If you believe you have found a security vulnerability in Containarium, please report it privately. Do not open a public issue, discussion, or pull request that describes the vulnerability.
- Preferred: GitHub's private vulnerability reporting at https://github.com/FootprintAI/Containarium/security/advisories/new.
- Email:
devops@footprint-ai.com(use the subject prefix[security]and includeContainariumso it's routed correctly).
In your report, please include:
- A description of the issue and its potential impact.
- Step-by-step instructions to reproduce, including affected commits / released versions if known.

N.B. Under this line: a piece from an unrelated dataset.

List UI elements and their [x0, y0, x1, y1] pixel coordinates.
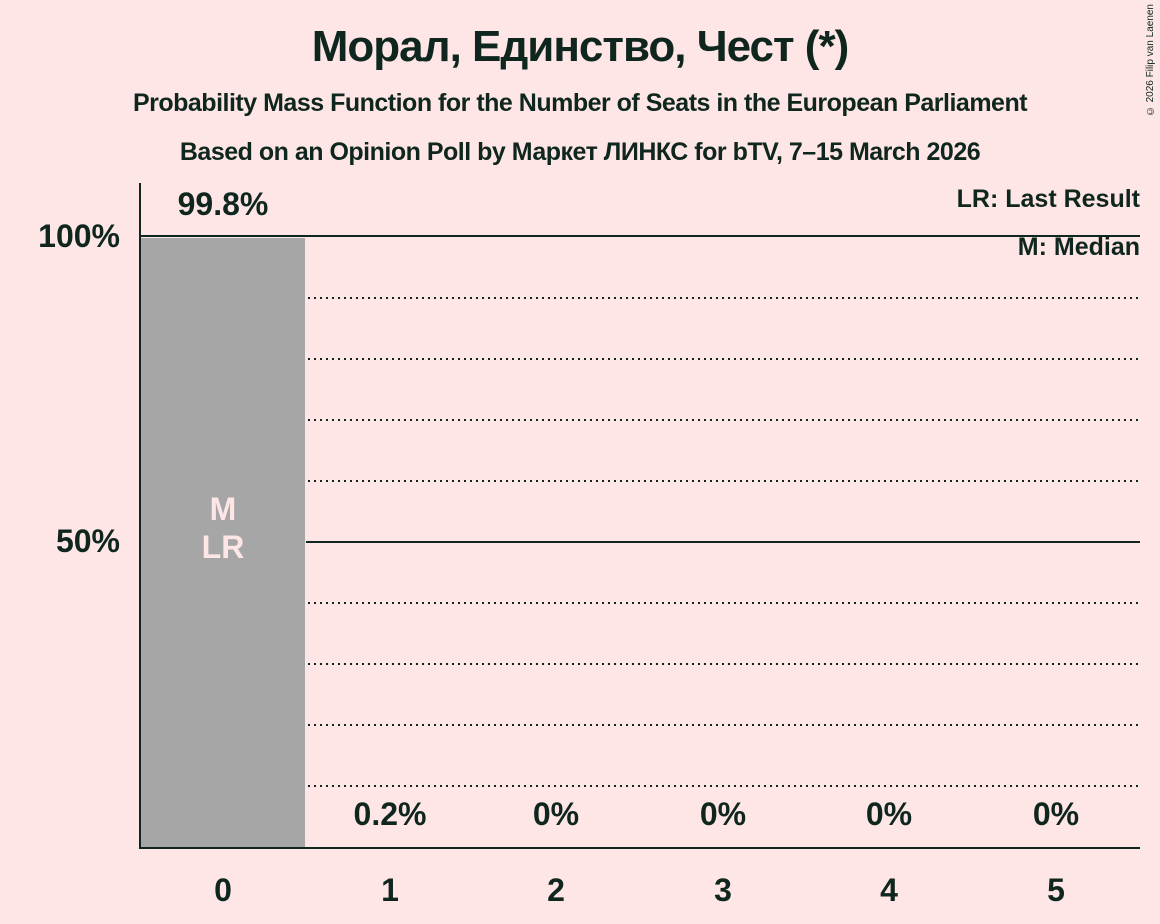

- A proof-of-concept if you have one. Suspected severity is helpful but not required — we will triage.
We will acknowledge receipt within 3 business days and aim to provide a substantive response (initial triage, severity assessment, expected remediation timeline) within 10 business days.
We follow coordinated disclosure:
- We will work with you to confirm and fix the issue.
- Once a fix is available, we will release a patched version and publish a GitHub Security Advisory crediting the reporter (or remaining anonymous on request).
- We ask that you give us at least 90 days from the initial report before public disclosure, unless a shorter window is necessary because the issue is being actively exploited.
Containarium is pre-1.0; security fixes land on main and are
included in the next tagged release. There is no LTS branch.
Operators running prior releases should upgrade to the latest tag.
| Branch / version | Supported |
|---|---|
main |
✅ active |
| Latest release | ✅ active |
| Older releases | ❌ upgrade |
The following are explicitly out of scope for this policy. Please report them as normal issues if you'd like to discuss them:
- Findings against forks or unofficial builds.
- Issues that require an attacker who already has shell access to a
daemon host (
rooton the host owns everything; that's the trust boundary). - Vulnerabilities in third-party dependencies that don't affect a
Containarium use case. (We track Go advisories via
govulncheckin CI; if you find one we missed, please report.) - Denial-of-service via unbounded request volume against a single daemon (operators are expected to put rate-limiting in front of internet-facing endpoints).
The project's CI runs three security scanners on every push to
main and every pull request:
- gosec — Go static analysis (SAST). Findings upload to GitHub code scanning as SARIF.
- govulncheck — Go vulnerability database. Fails the build when a known-fixed vuln is detected; tolerates upstream-unfixable advisories with a documented exception.
- Trivy — dependency vulnerability scan (CRITICAL + HIGH). Findings upload to GitHub code scanning.
The workflow lives at
.github/workflows/security.yml.
A point-in-time zero-trust security audit (May 2026) drove the
hardening tracked in
docs/security/ZERO-TRUST-TODO.md.
The findings are folded into PRs tagged sec/zero-trust-* in the
git history. Major shipped items at the time of writing:
- Per-RPC RBAC + OAuth2-style scope enforcement (PRs #246, #247, #251, #253).
- Short-lived access tokens + refresh tokens with single-use rotation (#254, #255).
- JWT revocation list with CLI / RPC kill-switch (#248, #249).
- WebSocket subprotocol auth (#245).
- Wake-handler source-IP lockdown (#244).
For the full open / closed status, see the audit TODO doc. For day-to-day operator procedures (token rotation, leak response, least-privilege agent tokens, audit-chain verification), see the operator security runbook.
Security reports help keep Containarium operators safe. We're grateful to everyone who takes the time to find and report vulnerabilities responsibly.